Using artificial intelligence to find the best tumor models for cancer drug screening
The tumor models are necessary tools not only for the search for new drugs with antitumor activity but also for assessing their effectiveness. Optimizing the selection of the tumor models for drug screening is crucial for developing next-generation therapies for precision oncology. If the insights from these initial screens on tumor models were more transferable to primary tumors, more effective drugs could be developed. Needless to say, on top of the improved efficacy, a ton of money could be saved during preclinical and clinical trials by being able to design more precise trials and reducing the drug attrition rate.
Cell lines are widely used in vitro tumor models for drug discovery in basic cancer research. However, they are not perfect models of a tumor. Although cell lines are initially derived from patient samples, they might evolve towards different directions in cell culture. They also can not model the microenvironment of the tumor which affects drug response and overall survival. In addition, not all cell lines are equal and some are more similar to actual tumors when we consider their molecular features. Despite these difficulties, cell lines are one of the first steps to screen the efficacy of drugs that are in development. Since they are originally derived from a patient’s cancerous tissue, despite their divergence from the original tissue through cell culture over time, they still have some defects in their genome that would also occur in patients, therefore they are a good starting point for drug efficacy screening. Drugs are usually screened on a set of specific cell lines that have the target gene or defect of interest or broader screens that include a variety of genomic defects.
How can insights from cell lines be translated to patient-derived xenografts (PDX)?
PDXs (patient-derived xenografts) are tumor models, in which the tissue or cells from a patient’s tumor are implanted into an immunodeficient or humanized mouse. PDX can better recapitulate drug response in primary tumors than cell lines. They are generally the next step after a drug is proven to be a promising candidate on cell line models.
If you have a limited set of cell lines that you tested, which PDX models would reproduce the drug response you see in those cell lines? To answer this question, one must be able to measure the distance between the molecular features of cell lines and PDX somehow. The approach you take has to somehow transfer the information learned from cell lines to the PDX, and potentially also to the primary tumors. However, one important challenge for the transfer of such information between cell lines and the PDX models is that there are fundamental technical and biological differences between them. Yet, such differences can be irrelevant in terms of the models’ drug response outcomes. Therefore such irrelevant technical/biological differences should be sorted out or discounted.
A simple approach would be matching known genetic signatures that are associated with cancer between cell lines and PDX. However, that does not guarantee that the selected preclinical model will successfully represent the human disease or even the PDX. The drug response is more complicated than even the presence/absence of a mutation targeted by a drug. The presence or absence of a single mutation or a set of mutations does not guarantee transferability, we need to consider more dimensions, more molecular information when we make such decisions. However, when we consider more data types that define tumor models, it is also easy to make more mistakes when calculating the distance between cell lines and PDX.
Translating insights from cell lines into PDX: the wrong way
The figure below shows what happens when you don’t execute the information transfer properly and then calculate distances based on molecular features of cell lines and PDX. The scatterplots show the clustering of cell lines and PDX models based on the molecular features (gene expression, mutations, and copy number variation).

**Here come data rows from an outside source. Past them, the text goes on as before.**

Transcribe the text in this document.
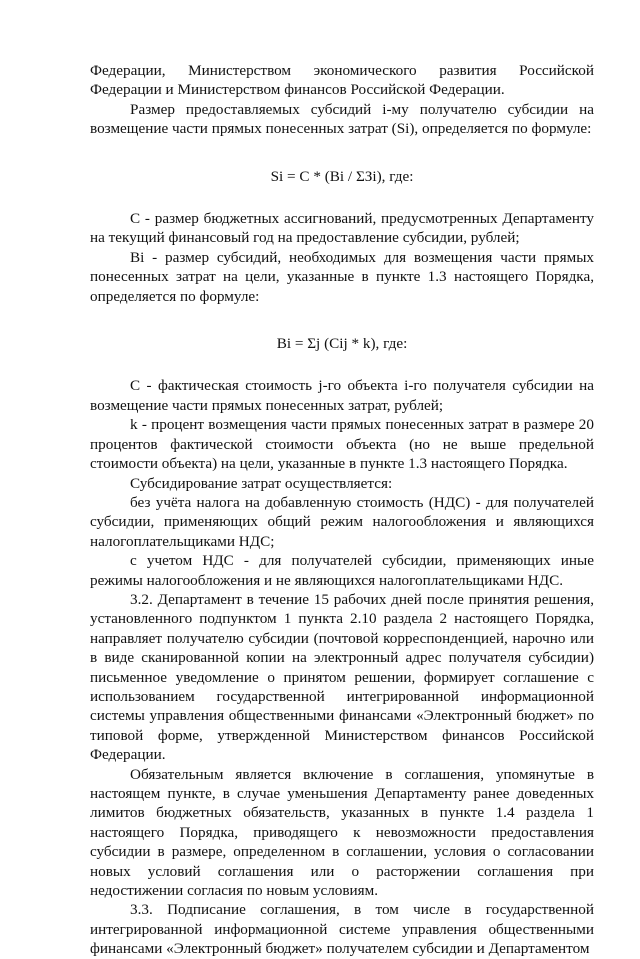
Федерации, Министерством экономического развития Российской Федерации и Министерством финансов Российской Федерации.

Размер предоставляемых субсидий i-му получателю субсидии на возмещение части прямых понесенных затрат (Si), определяется по формуле:

Si = C * (Bi / ΣЗi), где:

C - размер бюджетных ассигнований, предусмотренных Департаменту на текущий финансовый год на предоставление субсидии, рублей;

Bi - размер субсидий, необходимых для возмещения части прямых понесенных затрат на цели, указанные в пункте 1.3 настоящего Порядка, определяется по формуле:

Bi = Σj (Cij * k), где:

C - фактическая стоимость j-го объекта i-го получателя субсидии на возмещение части прямых понесенных затрат, рублей;

k - процент возмещения части прямых понесенных затрат в размере 20 процентов фактической стоимости объекта (но не выше предельной стоимости объекта) на цели, указанные в пункте 1.3 настоящего Порядка.

Субсидирование затрат осуществляется:

без учёта налога на добавленную стоимость (НДС) - для получателей субсидии, применяющих общий режим налогообложения и являющихся налогоплательщиками НДС;

с учетом НДС - для получателей субсидии, применяющих иные режимы налогообложения и не являющихся налогоплательщиками НДС.

3.2. Департамент в течение 15 рабочих дней после принятия решения, установленного подпунктом 1 пункта 2.10 раздела 2 настоящего Порядка, направляет получателю субсидии (почтовой корреспонденцией, нарочно или в виде сканированной копии на электронный адрес получателя субсидии) письменное уведомление о принятом решении, формирует соглашение с использованием государственной интегрированной информационной системы управления общественными финансами «Электронный бюджет» по типовой форме, утвержденной Министерством финансов Российской Федерации.

Обязательным является включение в соглашения, упомянутые в настоящем пункте, в случае уменьшения Департаменту ранее доведенных лимитов бюджетных обязательств, указанных в пункте 1.4 раздела 1 настоящего Порядка, приводящего к невозможности предоставления субсидии в размере, определенном в соглашении, условия о согласовании новых условий соглашения или о расторжении соглашения при недостижении согласия по новым условиям.

3.3. Подписание соглашения, в том числе в государственной интегрированной информационной системе управления общественными финансами «Электронный бюджет» получателем субсидии и Департаментом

As you can see, the PDX models and cell lines completely group into different clusters on the left-hand side plot. They also do not group by tumor tissue of origin (right-hand side plot). You will not be able to match your cell lines of interest to the right PDX models because of the primitive data integration techniques used.
Translating insights from cell lines into PDX: the right way
The data from cell lines and PDX models often do not have one-to-one correspondence. In addition, other batch effects such as differences in sequencing techniques can affect the comparability of cell lines to the PDX models. This creates insight transferability issues. The discordant datasets must be rectified to represent the same information during learning.
Arcas technology enables simultaneous data integration and rectification, where the machine learning method focuses on biological similarities between datasets and is not biased by technical differences. This way the data from cell lines and the PDX models can be integrated, thereby providing a way to match cell lines to their nearest neighboring PDX model and also to generate insights simultaneously from multiple data sets.
The figure below shows the results of proper integration of cell lines and the PDX models via the Arcas platform. The cell lines and the PDX models are now mixed (left panel) and clustered according to the tumor of origin (right panel).
In summary, our technology allows us to search and match cell lines to the PDX models, or search and match any other disease model to primary tumors. We also possess the expertise to deduce if the disease model has diverged to such an extent that it can no longer be a useful model for any primary tumor. This way, the insights obtained in pre-clinical phases of drug development can be projected to later stages more confidently resulting in better patient stratification and biomarker discovery, consequently cutting down costs and time.